David Kadow director of systems infrastructure for CDC IXIS Capital Markets North America, has been involved in EMC's beta testing program since January and plans to have a Clariion DL700 disk library in production in about five weeks.

Kadow said he was skeptical about moving to disk as his primary backup option, but the DL700 outperformed his tape libraries and allowed him to scale down his tape systems. "I'm always suspicious of brand new paradigms in general. We've heard things and read announcements that have been extremely immature, even for shipping products," Kadow said. "We thought it was a great idea if it did work, but it isn't going to completely replace tape. We have upgraded our tape system as well, but the (DL700) allowed us to vastly scale down the tape solution."

Kadow expects the price tag for the DL700 to be about equal to what he would have spent on tape libraries, but the performance is going to outshine his existing DLT tape systems. "In terms of percentages we're probably going to end up about even, but the performance is going to be better. [In testing], the performance of the Clariion DL proved to be up to 10 times faster per stream than we would see with DLT."

Kadow said he plans to add a 48TB DL700 to its data center to speed the performance of his backup operations. CDC IXIS North America backs up about 6TB of data per week.

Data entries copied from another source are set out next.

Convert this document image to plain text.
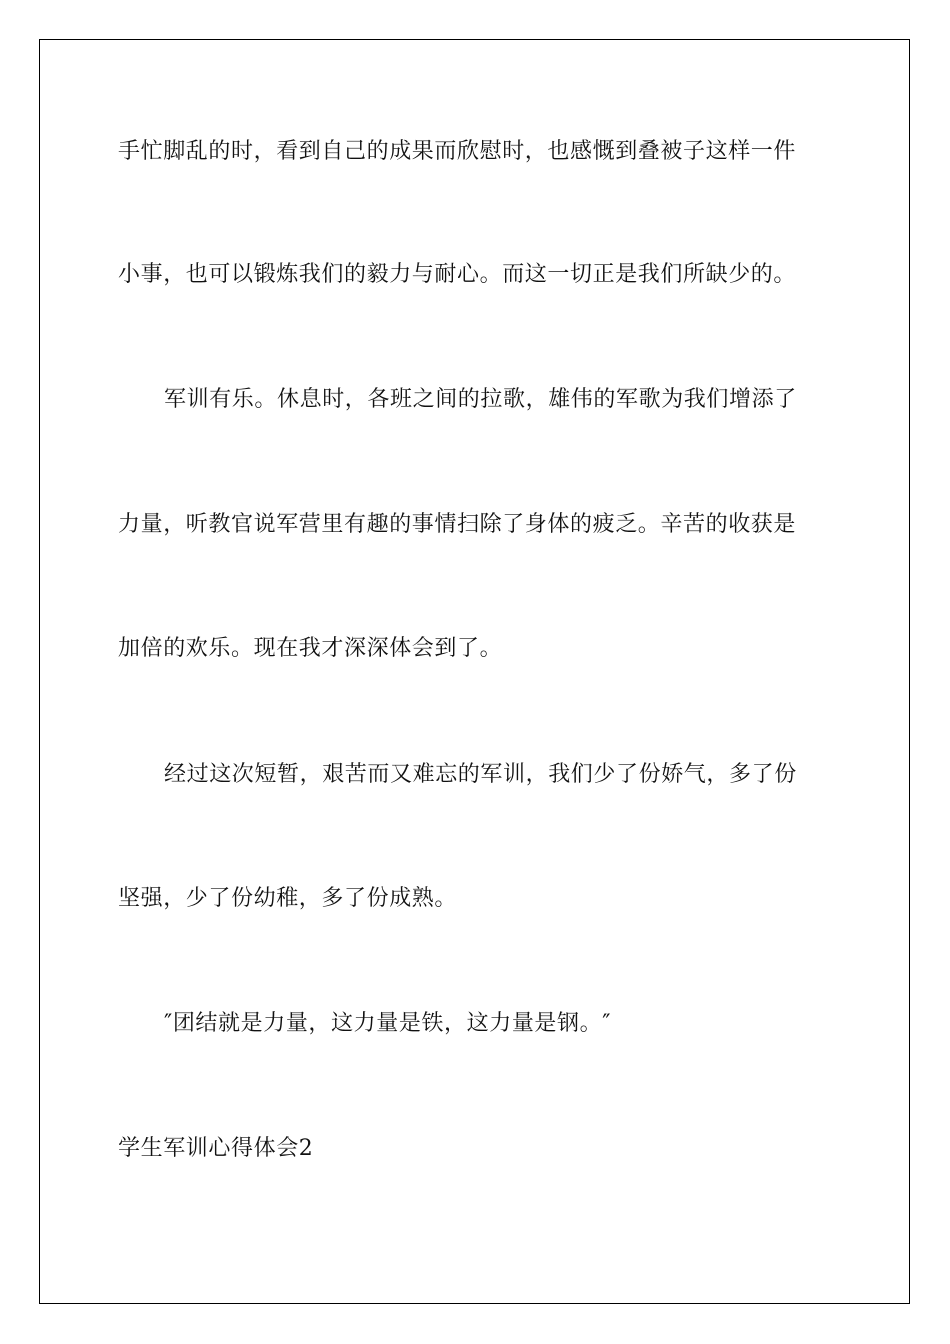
手忙脚乱的时，看到自己的成果而欣慰时，也感慨到叠被子这样一件
小事，也可以锻炼我们的毅力与耐心。而这一切正是我们所缺少的。
军训有乐。休息时，各班之间的拉歌，雄伟的军歌为我们增添了
力量，听教官说军营里有趣的事情扫除了身体的疲乏。辛苦的收获是
加倍的欢乐。现在我才深深体会到了。
经过这次短暂，艰苦而又难忘的军训，我们少了份娇气，多了份
坚强，少了份幼稚，多了份成熟。
″团结就是力量，这力量是铁，这力量是钢。″
学生军训心得体会2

EMC has stiff competition on the virtual tape front. Dianne McAdam, senior analyst and partner at Data Mobility Group, on the virtual tape front Dianne McAdam, senior analyst and partner at Data Mobility Group, estimates that there at least 20 vendors with virtual tape offerings right now, ranging from StorageTek and IBM, with their venerable virtual tape offerings, to software-only players such as NearTek and FalconStor, which bundles its software on an intelligent switch platform from MaXXan.

All that competition will wreak its usual havoc on price. As with any product, "there are two kinds of prices – list price, and street price," says and the two vary wildly.